La nudità più vera dell’uomo è il suo peccato. Riconoscere che noi non possiamo salvarci, né fare un’opera buona, se non ci è concesso dalla liberalità di Dio Padre, significa riconoscere la nostra condizione esistenziale di povertà, ma significa anche oltrepassare la nostra insufficienza aprendoci al dono della comunione con Dio e con i fratelli, non stancandoci mai di ringraziarlo e di rendergli lode.
La vita di S. Francesco è stata tutta una lode a Dio. Egli prediligeva la preghiera di ringraziamento rispetto a quella di intercessione, perché non doveva chiedere nulla, avendo già ricevuto tutto.

Il valore redentivo della povertà
Ma potremmo chiederci: perché S. Francesco ha sovraestimato la povertà fra tutte le virtù?
Tutto quello che Cristo ha fatto e ha detto nella sua vita ha valore di redenzione e di salvezza per gli uomini. Per questo motivo il Poverello di Assisi voleva seguire l’esempio di Cristo “il quale fu povero dalla nascita, povero nella vita, povero nella morte… per accendere in noi l’amore della povertà” (S. Bonaventura, Della vita perfetta, III, 1). Cristo ha assunto su di sé l’insicurezza, l’incertezza, l’umiliazione e ogni altro aspetto della vita umana, fuorché il peccato. Ma S. Bonaventura, nello scritto “Della vita perfetta, ammonisce a non scambiare la povertà con l’avarizia, “sapendo che il Figlio dell’uomo si fece povero per noi” (ibidem, III, 5).

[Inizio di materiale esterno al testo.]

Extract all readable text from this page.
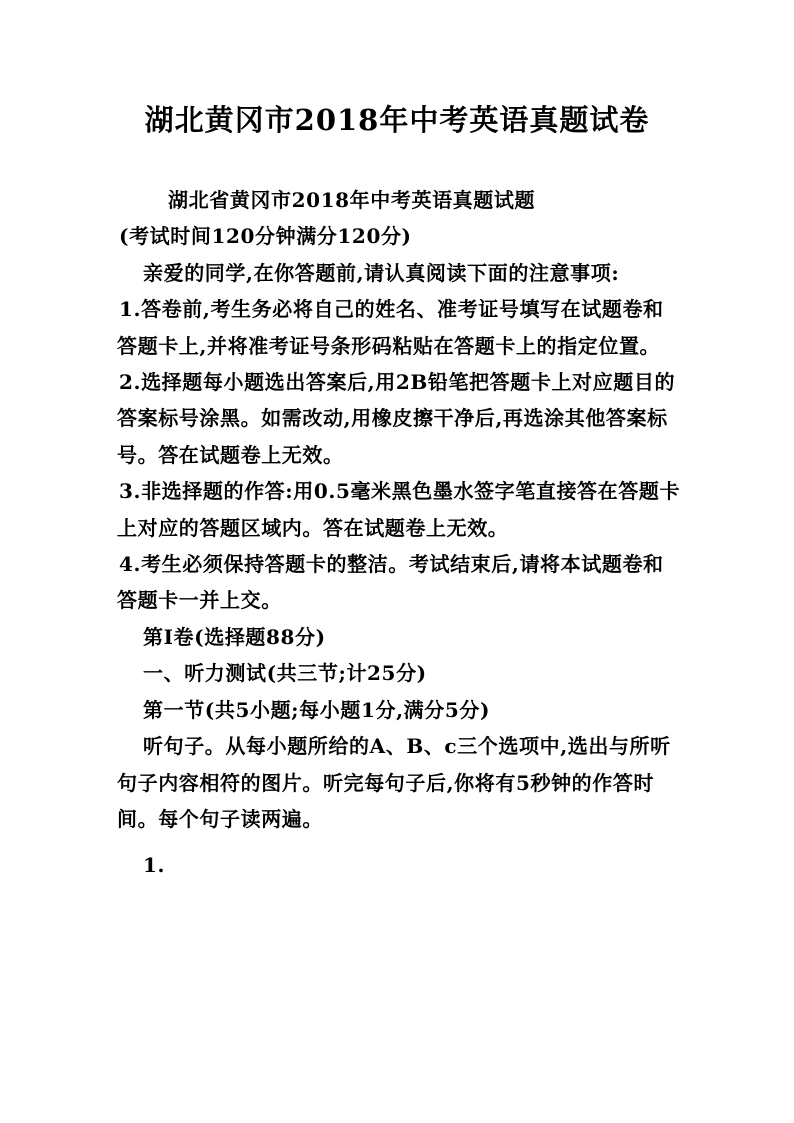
湖北黄冈市2018年中考英语真题试卷

湖北省黄冈市2018年中考英语真题试题

(考试时间120分钟满分120分)

亲爱的同学,在你答题前,请认真阅读下面的注意事项:

1.答卷前,考生务必将自己的姓名、准考证号填写在试题卷和答题卡上,并将准考证号条形码粘贴在答题卡上的指定位置。

2.选择题每小题选出答案后,用2B铅笔把答题卡上对应题目的答案标号涂黑。如需改动,用橡皮擦干净后,再选涂其他答案标号。答在试题卷上无效。

3.非选择题的作答:用0.5毫米黑色墨水签字笔直接答在答题卡上对应的答题区域内。答在试题卷上无效。

4.考生必须保持答题卡的整洁。考试结束后,请将本试题卷和答题卡一并上交。

第Ⅰ卷(选择题88分)

一、听力测试(共三节;计25分)

第一节(共5小题;每小题1分,满分5分)

听句子。从每小题所给的A、B、c三个选项中,选出与所听句子内容相符的图片。听完每句子后,你将有5秒钟的作答时间。每个句子读两遍。

1.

Causa della perdita della sequela della povertà di Cristo, per S. Bonaventura, oltre al raffreddarsi del “fervore della divina carità” (ibidem. III, 7), è proprio l’“avarizia” che porta ad agitarsi tanto negli affari temporali (cf ibidem, III, 7).
L’avarizia “confonde” la povertà, come risulta anche dalla preghiera di S. Francesco “Saluto alle virtù”, significa attaccamento al possesso delle ricchezze terrestri, dimenticando che: “Avere ed amare le ricchezze è sterilità; amarle e non averle è pericolo; averle e non amarle è difficile. E perciò è utile, sicuro, dilettevole ed atto di virtù perfetta, non averle e non amarle” (ibidem, III, 8).
Cristo capovolge la mentalità del voler possedere i beni terrestri e al tentatore che nel deserto gli dice: “Tutte queste cose io ti darò, se, prostrandoti, mi adorerai” (Mt 4,9), egli risponde: “Adora il Signore Dio tuo e a lui solo rendi culto” (Mt 4,10).
Cristo non aveva dove posare il capo, “fu spogliato e privato di tutte le cose che aveva; spogliato delle vesti… del corpo e dell’anima… della gloria divina” (S. Bonaventura, ibidem, III, 4). Sul suo esempio i suoi discepoli non dovevano possedere nulla nell’annunciare questa povertà, come verifica della verità del loro annuncio e perché la sete di Dio non venisse saziata dal possesso della terra.
La perfetta letizia di S. Francesco, pur non togliendo alla povertà la ruvidezza e le difficoltà che l’accompagnano, rende credibile agli uomini il valore salvifico, redentivo della povertà, attuato nella vita di Cristo e annunciato nel suo messaggio di salvezza.